There were even a few soft left MPs who put in a good word for Gordon and made approving noises about a potential Brown-Prescott axis in the cabinet.
If only. Of course, there was a time when Brown was undoubtedly a man of the left. Back in 1975, in his introduction to The Red Paper on Scotland, he advocated 'the extension of self-management at the workplace', 'a planned economy' and 'public control of banks, insurance and pension companies . . . without compensation' . In the first few years after he became an MP in 1983, he was a straight-down-the-line centre-left Tribunite.
Anyone who has seen him on Tribune platforms at Labour conferences knows that he has never lost the knack of turning on the left-wing rhetoric. But since joining the shadow cabinet in 1988, his record has been one of cautious right-wing pragmatism.
In 1988-89, it was Brown, as shadow chief secretary to the Treasury, who played the leading role in eliminating promises of extra public spending from Labour's policy review documents. In 1989-90, as shadow trade and industry secretary, he ensured that all traces of Bryan Gould's radical Keynesianism were dumped from Labour's programme.
From 1992, as shadow chancellor, Brown was the key figure behind the abandonment of Labour's promise of modest income tax increases to pay for modest increases in child benefit and pensions. Before Black Wednesday in September 1992, he committed Labour to a policy of rejecting devaluation despite the over-valuation of the pound in the exchange rate mechanism of the European Monetary System. After 1994, he ensured that Labour did not argue in favour of European reflationary measures to compensate for the deflationary effects of the Maastricht treaty's conditions for European economic and monetary union.
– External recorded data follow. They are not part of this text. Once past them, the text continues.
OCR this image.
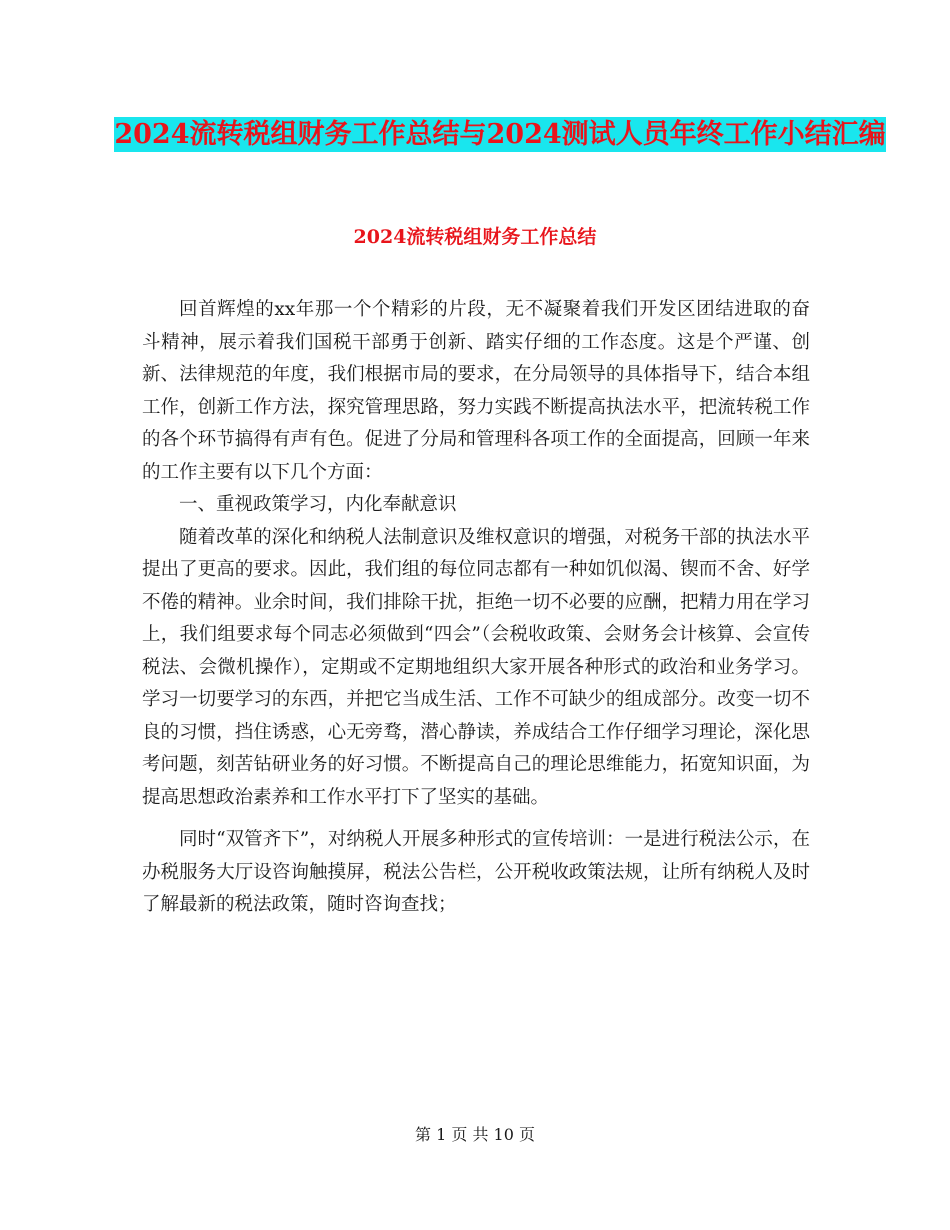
2024流转税组财务工作总结与2024测试人员年终工作小结汇编
2024流转税组财务工作总结

回首辉煌的xx年那一个个精彩的片段，无不凝聚着我们开发区团结进取的奋斗精神，展示着我们国税干部勇于创新、踏实仔细的工作态度。这是个严谨、创新、法律规范的年度，我们根据市局的要求，在分局领导的具体指导下，结合本组工作，创新工作方法，探究管理思路，努力实践不断提高执法水平，把流转税工作的各个环节搞得有声有色。促进了分局和管理科各项工作的全面提高，回顾一年来的工作主要有以下几个方面：

一、重视政策学习，内化奉献意识

随着改革的深化和纳税人法制意识及维权意识的增强，对税务干部的执法水平提出了更高的要求。因此，我们组的每位同志都有一种如饥似渴、锲而不舍、好学不倦的精神。业余时间，我们排除干扰，拒绝一切不必要的应酬，把精力用在学习上，我们组要求每个同志必须做到“四会”（会税收政策、会财务会计核算、会宣传税法、会微机操作），定期或不定期地组织大家开展各种形式的政治和业务学习。学习一切要学习的东西，并把它当成生活、工作不可缺少的组成部分。改变一切不良的习惯，挡住诱惑，心无旁骛，潜心静读，养成结合工作仔细学习理论，深化思考问题，刻苦钻研业务的好习惯。不断提高自己的理论思维能力，拓宽知识面，为提高思想政治素养和工作水平打下了坚实的基础。

同时“双管齐下”，对纳税人开展多种形式的宣传培训：一是进行税法公示，在办税服务大厅设咨询触摸屏，税法公告栏，公开税收政策法规，让所有纳税人及时了解最新的税法政策，随时咨询查找；

第 1 页 共 10 页
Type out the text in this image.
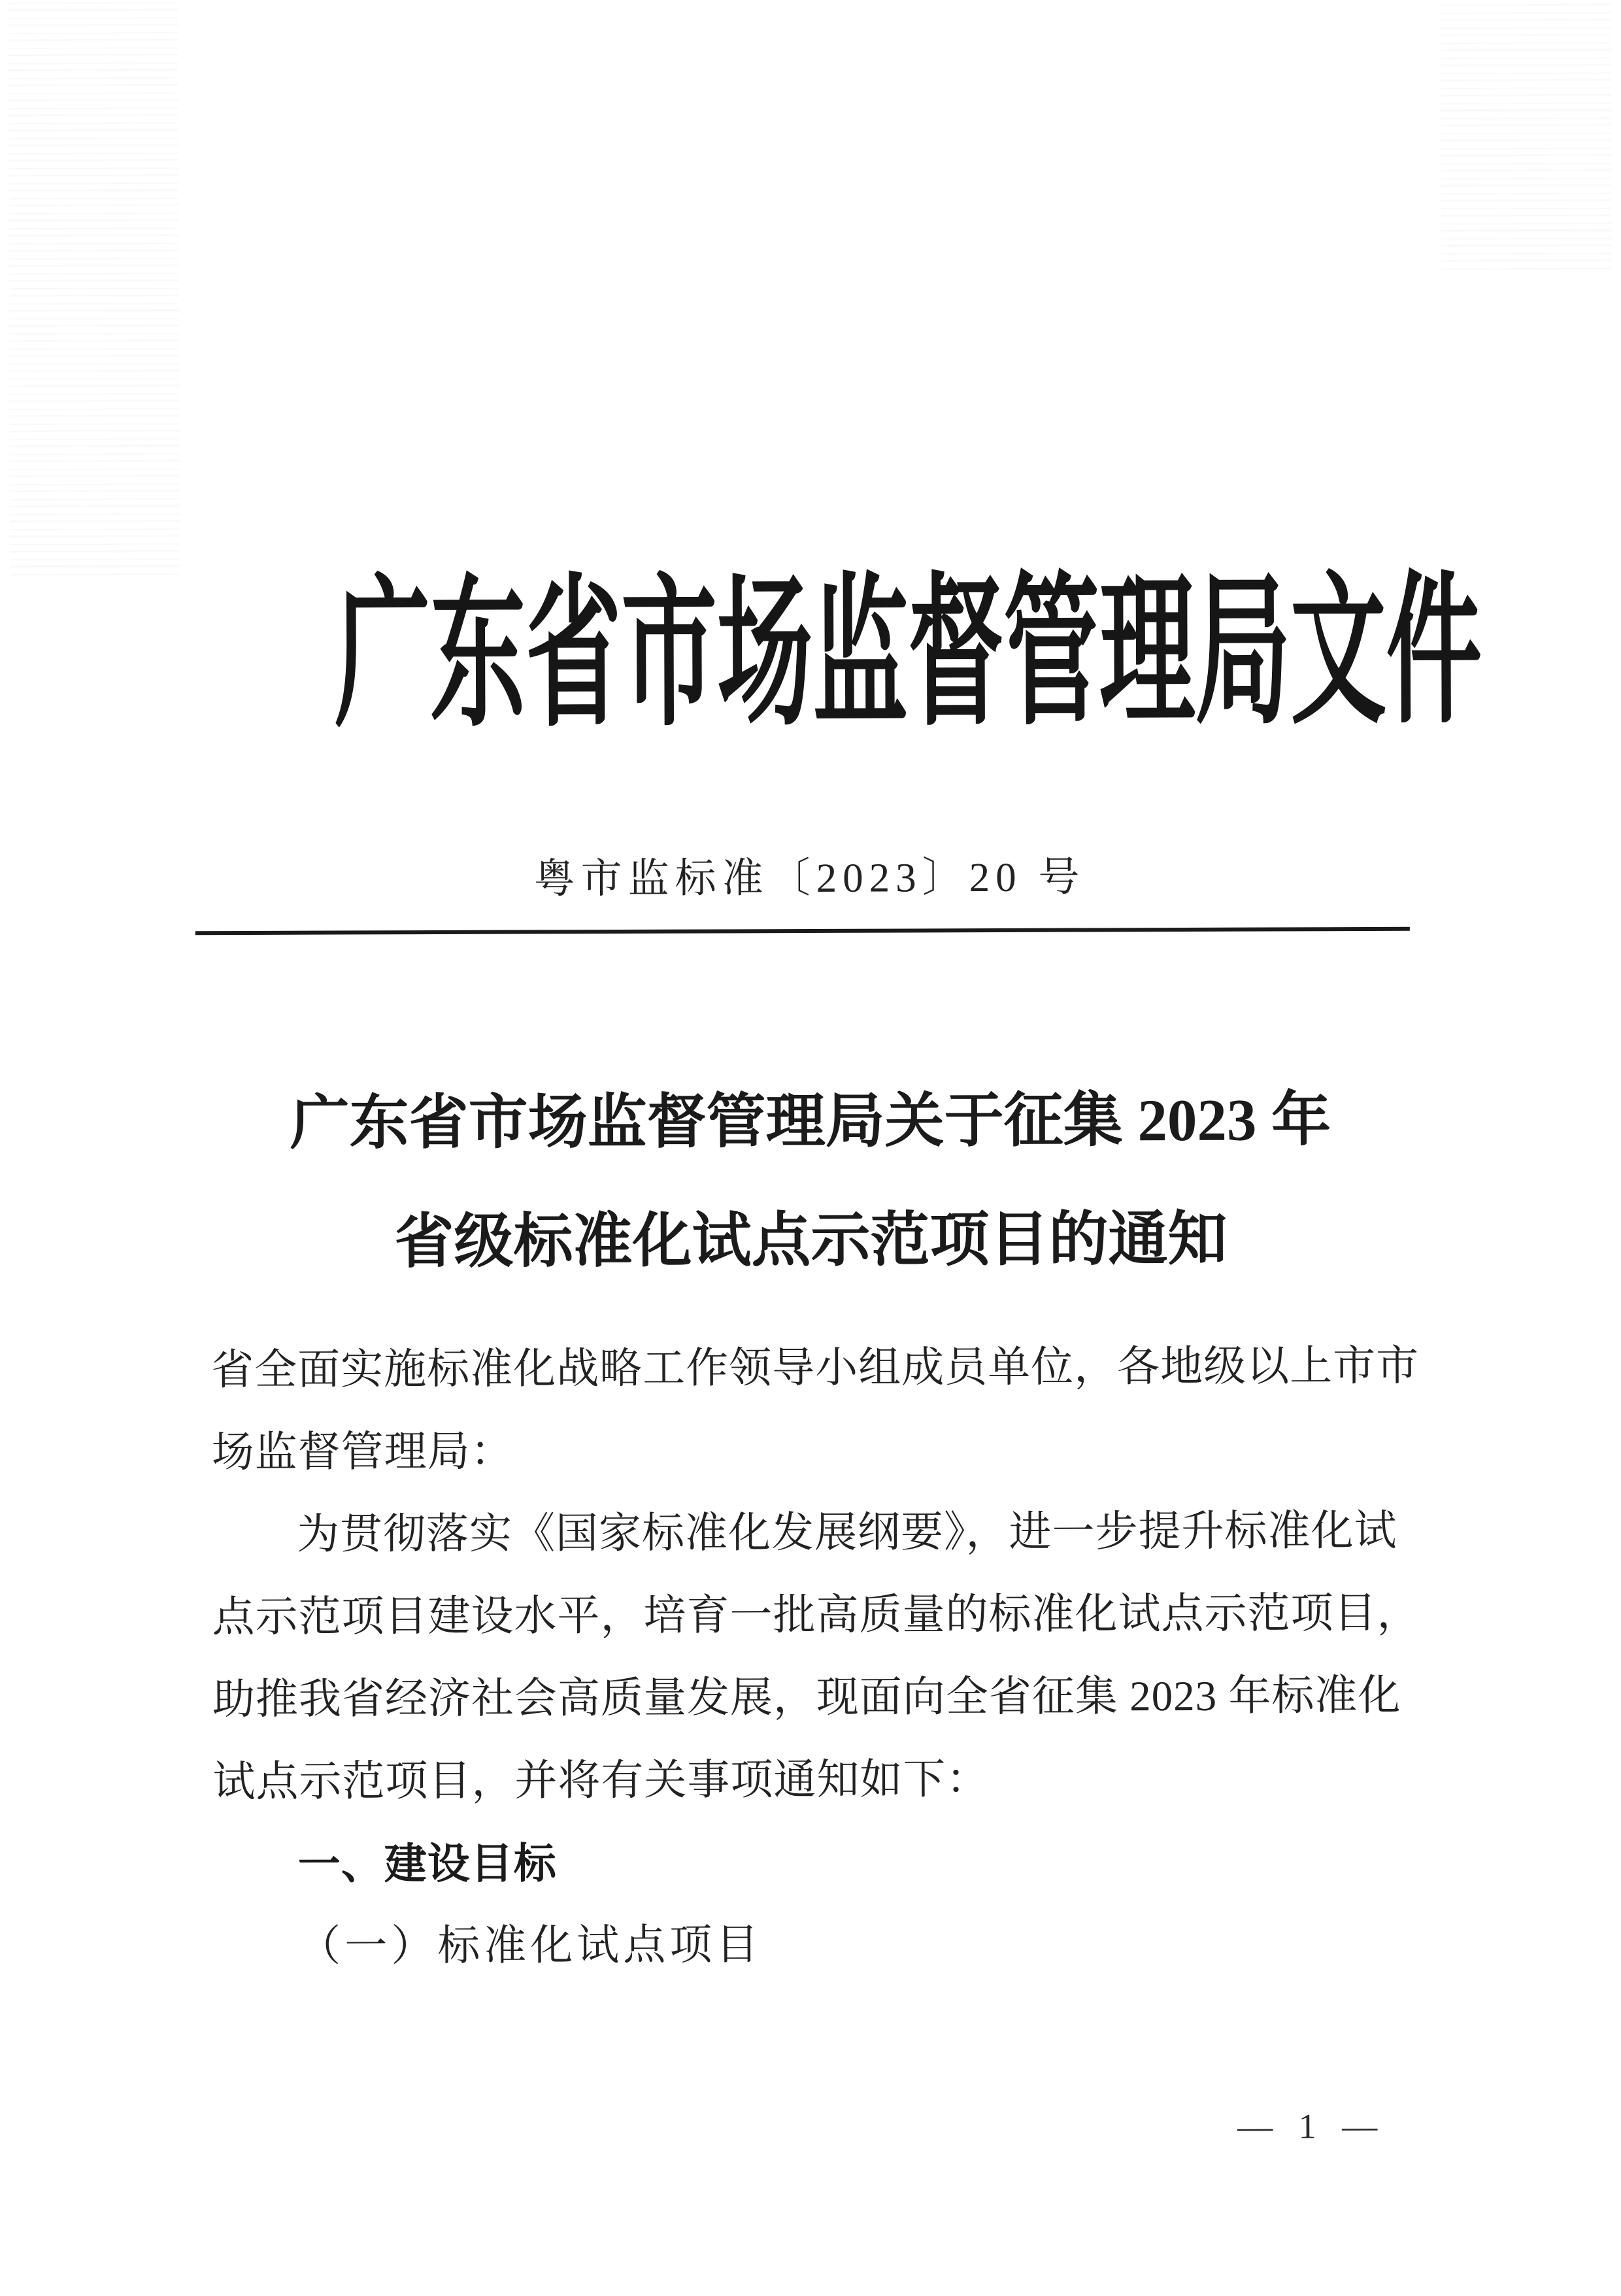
广东省市场监督管理局文件
粤市监标准〔2023〕20 号
广东省市场监督管理局关于征集 2023 年
省级标准化试点示范项目的通知
省全面实施标准化战略工作领导小组成员单位，各地级以上市市
场监督管理局：
为贯彻落实《国家标准化发展纲要》，进一步提升标准化试
点示范项目建设水平，培育一批高质量的标准化试点示范项目，
助推我省经济社会高质量发展，现面向全省征集 2023 年标准化
试点示范项目，并将有关事项通知如下：
一、建设目标
（一）标准化试点项目
— 1 —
As the 1997 general election loomed, Brown was responsible for introducing compulsion to Labour's 'welfare-to-work' plans. And it was he who ruled out any increase in the top or basic rates of income tax and committed Labour to sticking to the Tories' spending plans for two years.
The chancellor's left-wing admirers would have us believe that all this was a matter of electoral tactics – that Brown's caution was intended solely to eliminate hostages to fortune. Deep down inside, they say, he remains an egalitarian social democrat.
Yet as chancellor he has pursued a course entirely consistent with what he said in opposition. He has handed over control of interest rates to a committee of anti-inflation hawks at the Bank of England. He has stuck to the Tories' spending plans for the first two years, and his planned increases after that (however welcome) are modest. He has left income tax alone and made life more difficult for anyone on benefits. His response to the call from the French and German social democrats for an expansion of demand in the European economy has been bleating about the necessity of flexible labour markets.
Which is not to say that Brown is incompetent or always wrong. It's simply that he's an economic policy conservative – just like Labour's first chancellor of the exchequer, Philip Snowden. Kenneth Clarke would make a more credible standard-bearer for the left.